The conversion of fossil fuels, by gasification, reforming, or partial oxidation processes is important for the synthesis of hydrogen and syngas which are subsequently used in refining, and for production of chemicals and fuels. Gas-separation steps are needed in the implementation of these technologies and membranes are commonly used for this purpose. Membrane reactors are a promising application because they combine reaction and separation in one step, overcoming equilibrium limitations in some chemical transformations.
It is known that palladium-based membranes are effective materials for hydrogen separation with high permeance and selectivity and high mechanical strength.

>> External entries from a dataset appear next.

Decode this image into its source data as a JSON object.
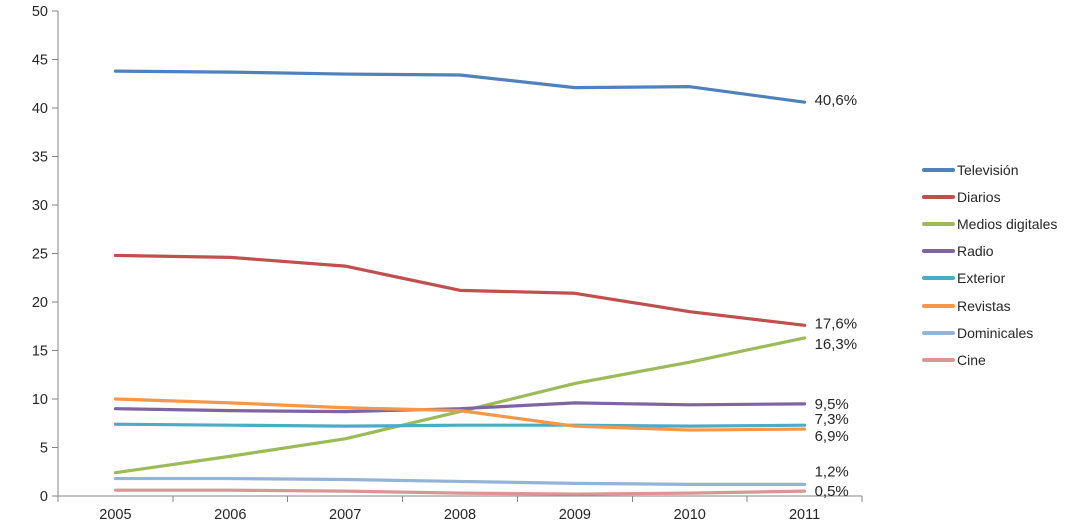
{
  "chart_data": {
    "type": "line",
    "title": "",
    "xlabel": "",
    "ylabel": "",
    "x_categories": [
      "2005",
      "2006",
      "2007",
      "2008",
      "2009",
      "2010",
      "2011"
    ],
    "y_ticks": [
      "0",
      "5",
      "10",
      "15",
      "20",
      "25",
      "30",
      "35",
      "40",
      "45",
      "50"
    ],
    "ylim": [
      0,
      50
    ],
    "grid": false,
    "legend_position": "right",
    "series": [
      {
        "name": "Televisión",
        "color": "#4F81BD",
        "values": [
          43.8,
          43.7,
          43.5,
          43.4,
          42.1,
          42.2,
          40.6
        ],
        "end_label": "40,6%",
        "label_dy": -2
      },
      {
        "name": "Diarios",
        "color": "#C0504D",
        "values": [
          24.8,
          24.6,
          23.7,
          21.2,
          20.9,
          19.0,
          17.6
        ],
        "end_label": "17,6%",
        "label_dy": -2
      },
      {
        "name": "Medios digitales",
        "color": "#9BBB59",
        "values": [
          2.4,
          4.1,
          5.9,
          8.7,
          11.6,
          13.8,
          16.3
        ],
        "end_label": "16,3%",
        "label_dy": 6
      },
      {
        "name": "Radio",
        "color": "#8064A2",
        "values": [
          9.0,
          8.8,
          8.7,
          9.0,
          9.6,
          9.4,
          9.5
        ],
        "end_label": "9,5%",
        "label_dy": 0
      },
      {
        "name": "Exterior",
        "color": "#4BACC6",
        "values": [
          7.4,
          7.3,
          7.2,
          7.3,
          7.3,
          7.2,
          7.3
        ],
        "end_label": "7,3%",
        "label_dy": -6
      },
      {
        "name": "Revistas",
        "color": "#F79646",
        "values": [
          10.0,
          9.6,
          9.1,
          8.8,
          7.2,
          6.8,
          6.9
        ],
        "end_label": "6,9%",
        "label_dy": 7
      },
      {
        "name": "Dominicales",
        "color": "#95B3D7",
        "values": [
          1.8,
          1.8,
          1.7,
          1.5,
          1.3,
          1.2,
          1.2
        ],
        "end_label": "1,2%",
        "label_dy": -13
      },
      {
        "name": "Cine",
        "color": "#D99694",
        "values": [
          0.6,
          0.6,
          0.5,
          0.3,
          0.2,
          0.3,
          0.5
        ],
        "end_label": "0,5%",
        "label_dy": 0
      }
    ]
  },
  "styles": {
    "axis_color": "#868686",
    "text_color": "#262626",
    "background": "#FFFFFF"
  }
}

In the present work a novel membrane preparation technique was used employing an electric-field to uniformly deposit Pd nanoparticle seeds on a substrate, followed by deposition of ultrathin Pd or Pd-Cu layers on the activated surface by electroless plating (ELP). To increase the membranes’ resistance to sulfur poisoning, phosphorus was incorporated in the structure and the peformance and sulfur resistance of the membranes were evaluated under exposure to a gas mixture of 100 ppm H2S in H2. The presence of phosphorus conferred structural integrity to the membranes, resulting in a more efficient regeneration under hydrogen flow after exposure to H2S.
The prepared membranes were used in a membrane reactor and tested for ethanol steam reforming for hydrogen production, using catalysts such as Co-Na/ZnO. The reactions were also carried out in in a packed bed reactor to evaluate the benefits of employing membranes. Ethanol conversion and hydrogen product yields were significantly higher in the membrane reactors compared to the packed bed reactor.